Still, the 1.08 million Chinese who travelled to New York in 2018 represented only 1.6% of the city’s 65 million tourists that year, the most recent for which NYC & Co. has figures. The vast majority of travellers to New York, some 51.5 million, were Americans from beyond the New York region.
“We’re in a wait-and-see mode,” said Christopher Heywood, a spokesman for NYC & Co. “Obviously there is concern.”
For now, restaurants and stores in Chinatown in Manhattan are seeing a free fall in customers and foot traffic.
“For me going shopping, to see the community on the streets of Chinatown, I could tell,” said Joanna C Lee, who with her husband, Ken Smith, publishes the Pocket Chinese Almanac. “What I would call the number of tourists, the non-Chinese people running around, they’re much less.
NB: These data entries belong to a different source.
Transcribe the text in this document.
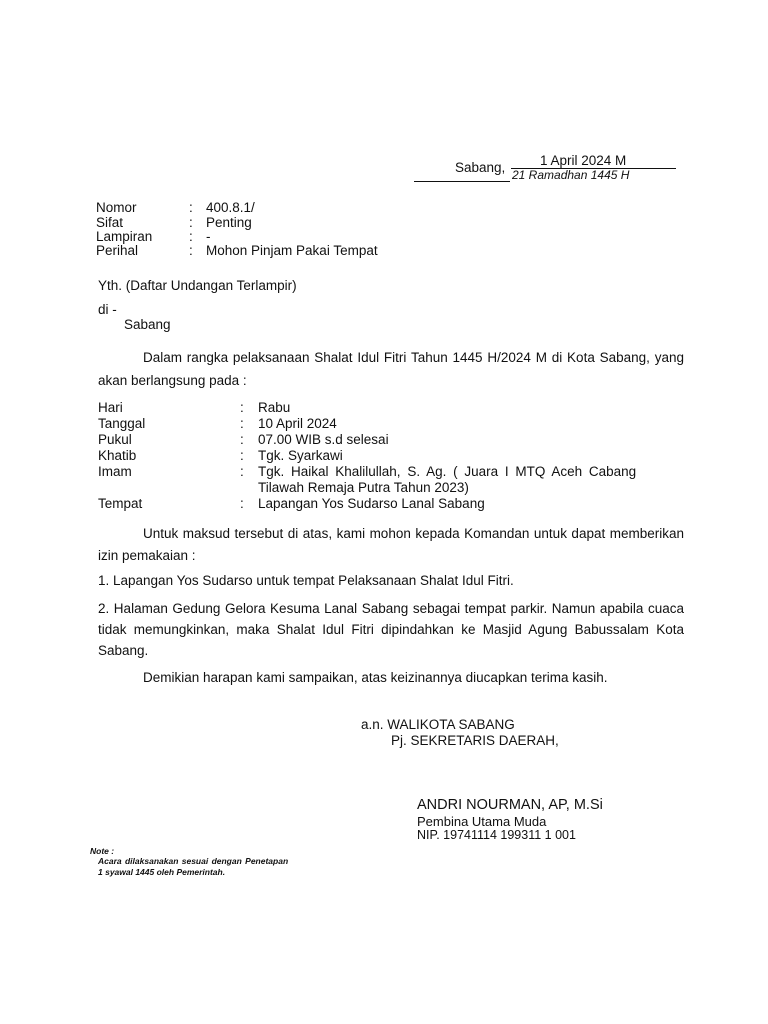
Sabang,	1 April 2024 M
21 Ramadhan 1445 H
Nomor	: 400.8.1/
Sifat	: Penting
Lampiran	: -
Perihal	: Mohon Pinjam Pakai Tempat
Yth. (Daftar Undangan Terlampir)
di -
Sabang
Dalam rangka pelaksanaan Shalat Idul Fitri Tahun 1445 H/2024 M di Kota Sabang, yang akan berlangsung pada :
Hari	: Rabu
Tanggal	: 10 April 2024
Pukul	: 07.00 WIB s.d selesai
Khatib	: Tgk. Syarkawi
Imam	: Tgk. Haikal Khalilullah, S. Ag. ( Juara I MTQ Aceh Cabang
Tilawah Remaja Putra Tahun 2023)
Tempat	: Lapangan Yos Sudarso Lanal Sabang
Untuk maksud tersebut di atas, kami mohon kepada Komandan untuk dapat memberikan izin pemakaian :
1. Lapangan Yos Sudarso untuk tempat Pelaksanaan Shalat Idul Fitri.
2. Halaman Gedung Gelora Kesuma Lanal Sabang sebagai tempat parkir. Namun apabila cuaca tidak memungkinkan, maka Shalat Idul Fitri dipindahkan ke Masjid Agung Babussalam Kota Sabang.
Demikian harapan kami sampaikan, atas keizinannya diucapkan terima kasih.
a.n. WALIKOTA SABANG
Pj. SEKRETARIS DAERAH,
ANDRI NOURMAN, AP, M.Si
Pembina Utama Muda
NIP. 19741114 199311 1 001
Note :
Acara dilaksanakan sesuai dengan Penetapan
1 syawal 1445 oleh Pemerintah.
Whether we’re talking about the usual injection of tourism money for the new year, I don’t know.”
Steve Ip, manager of Yin Ji Chang Fen, a restaurant on Bayard Street in Manhattan, said business was off 50%. He said that after the Lunar New Year, he expected crowds of students who had been visiting their families in the New York area. But this year, many apparently did not come home.
Down the block, another restaurant, Tonii’s Fresh Rice Noodles, was empty at lunch time.
Rui Zhou, a salesman at EWA Trading Co on Mulberry Street, which specialises in Chinese herbs and tea, said the days after the Lunar New Year were “normally a strong time for business.”
But since the outbreak of coronavirus, business had tumbled 50%, he said.
Andy Wang, a manager at the Taiwan Pork Chop House on Doyers Street in Manhattan, said the crowds had become sparse. Business is down at lunchtime, when Wall Street types usually fill the tables, and also because tourism has fallen off. He said he was stocking his kitchen with fewer ingredients from the neighbourhood markets.